Guide
How to Choose a Divorce Coach
First, the uncomfortable truth
Anyone can call themselves a divorce coach. The field is unregulated. There is no license, no board, no bar exam. The title on someone's website tells you nothing by itself.
That doesn't mean the field is full of frauds. It means the vetting is your job. Here's how to do it.
Credentials that mean something
Look for formal certification in divorce coaching specifically. The CDC® (Certified Divorce Coach) credential indicates completion of a rigorous training program in divorce coaching methodology, ethics, and professional boundaries. It's the most established credential in the field. Divorce is a specialized domain. General life coaching certification is not the same preparation.
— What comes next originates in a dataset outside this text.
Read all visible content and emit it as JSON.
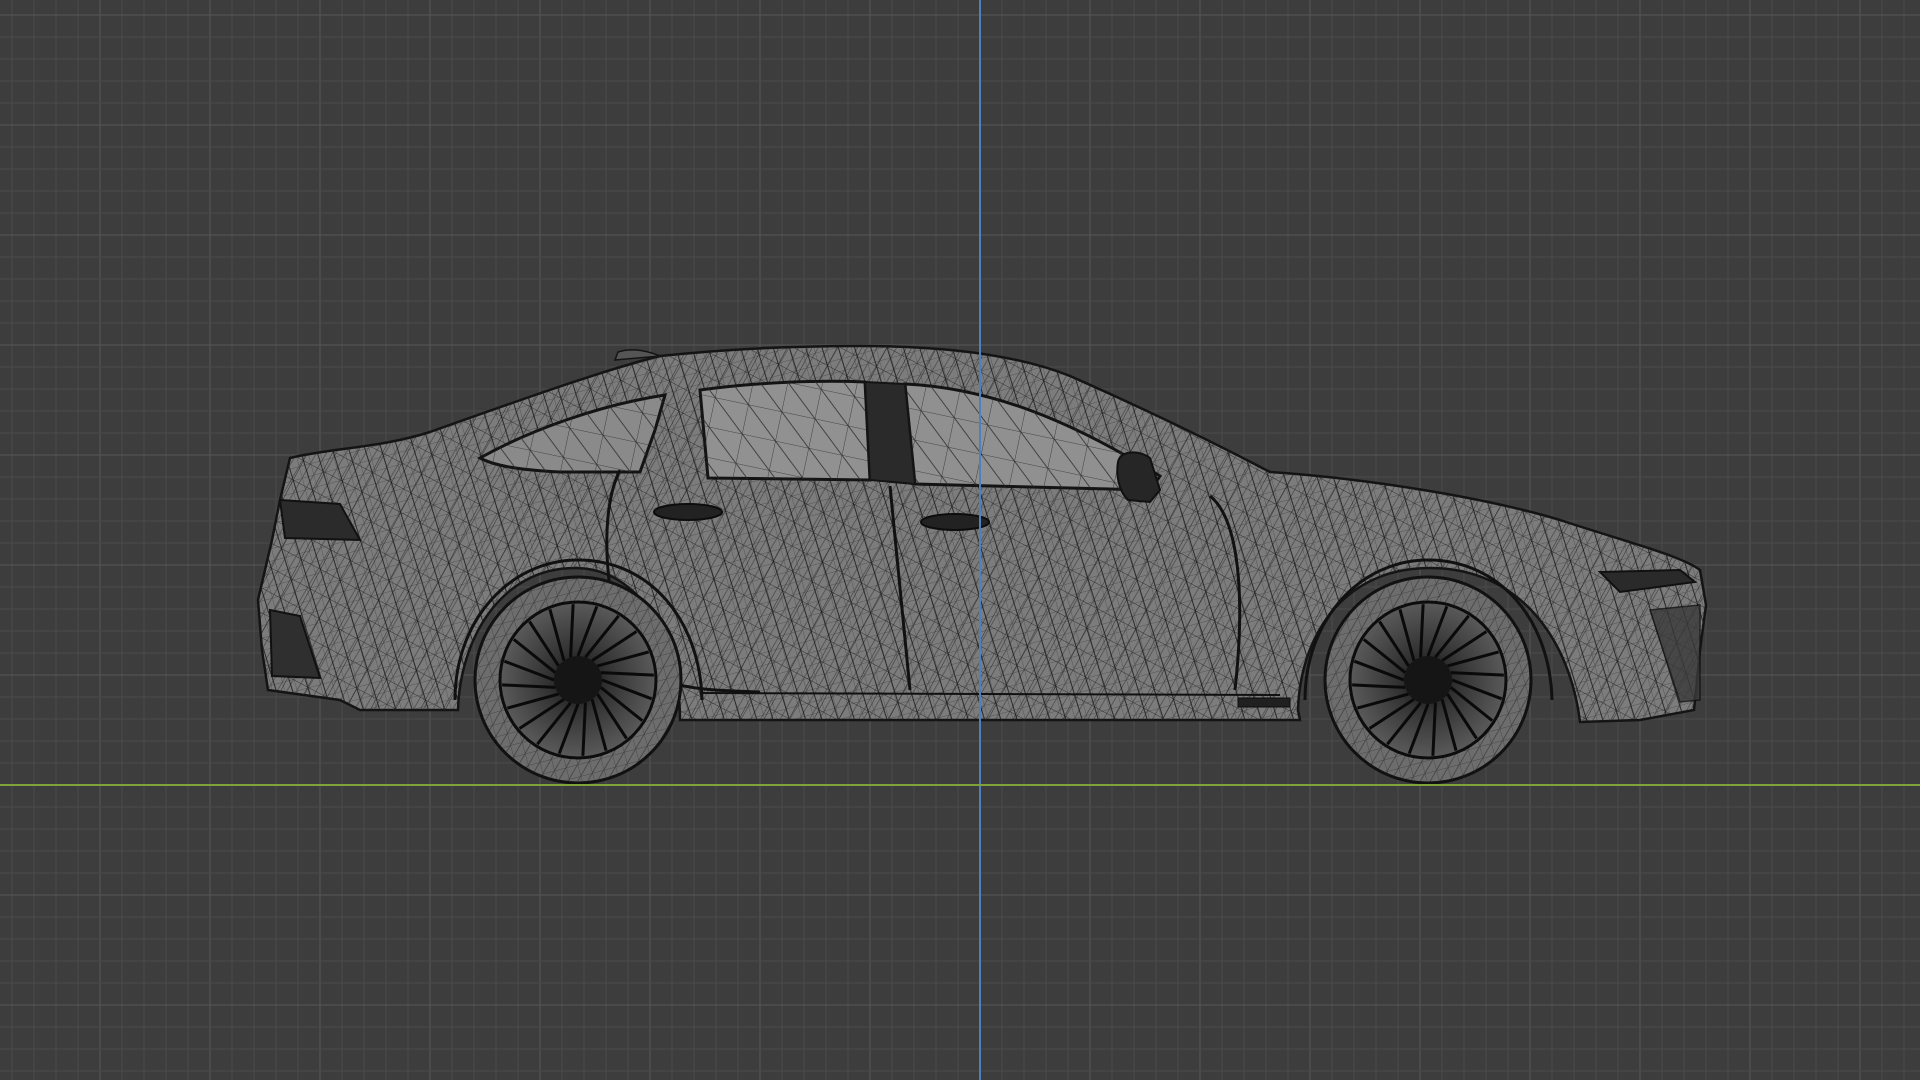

Look for evidence of boundary training. A properly trained divorce coach can articulate exactly where coaching ends and law, therapy, and financial advice begin. This isn't fine print. Coaches who blur these lines can genuinely damage your case and your life.
Look for relevant depth. Additional training in conflict resolution, communication, transition, or work with specific populations tells you the coach treats this as a profession, not a side hustle.
Questions to ask in a first conversation
"What's your training and certification in divorce coaching specifically?" You want a direct, specific answer with a credential you can verify.
"How do you work alongside my attorney?" The right answer describes preparing you before legal meetings and helping you process after them. A coach who plans to manage your attorney or attend your legal meetings is describing a different, murkier arrangement.
"What don't you do?" A professional lights up at this question. They should name legal advice, therapy, and financial advice without hesitation, and describe when they'd refer you out.
"What does the work actually look like week to week?" You want structure and method, not vibes.
"Have you worked with situations like mine?" Complex assets, a business, high conflict, kids with particular needs. Fit matters.
Red flags that end the conversation
- Any promise about outcomes. "I'll make sure you get the house" is a sentence no ethical coach says.
- Legal opinions. The moment a coach tells you what a judge will do or what you're legally entitled to, leave.
- Trash-talking the other professionals. A coach who positions themselves against your attorney rather than alongside them is a liability.
- Their divorce is the curriculum. Personal experience can inform empathy. It is not a methodology. You're hiring training, not war stories.
- Pressure to sign today. You're in a season of major decisions. A professional who pressures you on this one is showing you who they are.
Fit is the final filter
Credentials get a coach to the interview. Fit gets them the job. You'll be doing candid, sometimes uncomfortable work with this person during the hardest season of your life. After the first conversation, ask yourself one question: did I think more clearly during that hour than I have all month?
That's the product. If the answer is yes, you've probably found your coach.